At that moment, the office door opened. I followed Imtiaz’s lead as she squared her shoulders and marched in to our meeting. 

What does this have to do with us? The simple fact is that improving the welfare of women like Sadia is in our enlightened self-interest. Their well-being affects ours. 

Keeping girls in school and giving adolescent girls and women access to contraception are known to be the best things governments can do to reduce poverty, promote social and economic development, and mitigate climate change. This potent combination delays marriage and the start of childbearing, and naturally leads to smaller families. Educated women make better choices about health care, nutrition, and education for their children. Smaller, healthier families can prosper. 
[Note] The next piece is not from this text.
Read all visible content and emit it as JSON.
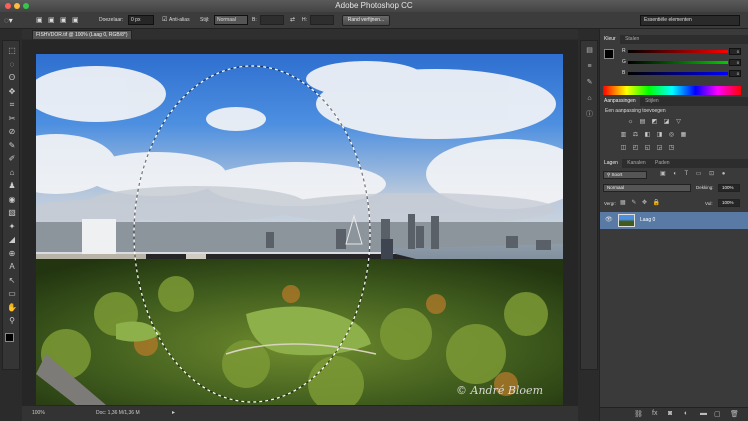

Multiply this at scale, and you get thriving villages and towns and a reduced burden on fragile social services and the environment. Women with knowledge and skills can take part in community organizations, businesses, and local government. They can become teachers and doctors. Unleashing women’s full potential promotes national prosperity and stability.   

The Trump administration rejects this reasoning. It is working to reverse hard-won advances in reproductive health and rights at home and abroad, limiting access to contraception and abortion even where legal. It has deleted references to human rights from the government’s Global Health website and wants to slash funding for development assistance. It misses the role that women’s health and welfare play in the poverty and instability fueling the migration crisis at our southern border. 

This Mother’s Day, consider the hardship countless women suffer from having children too early, too close, and too often, with neither the freedom to make their own contraceptive decisions nor access to lifesaving services.   

This election season, consider how gender, human rights, women’s reproductive health, and foreign aid figure in proposed policies and platforms. Think of Sadia, for the good of us all.  

Jan Kumar, a participant in the Ashawagh Hall Writers Workshop, is writing a memoir about navigating different cultures both personally and in her work at the intersection of women’s health, human rights, and foreign aid. She lives part time in Southampton.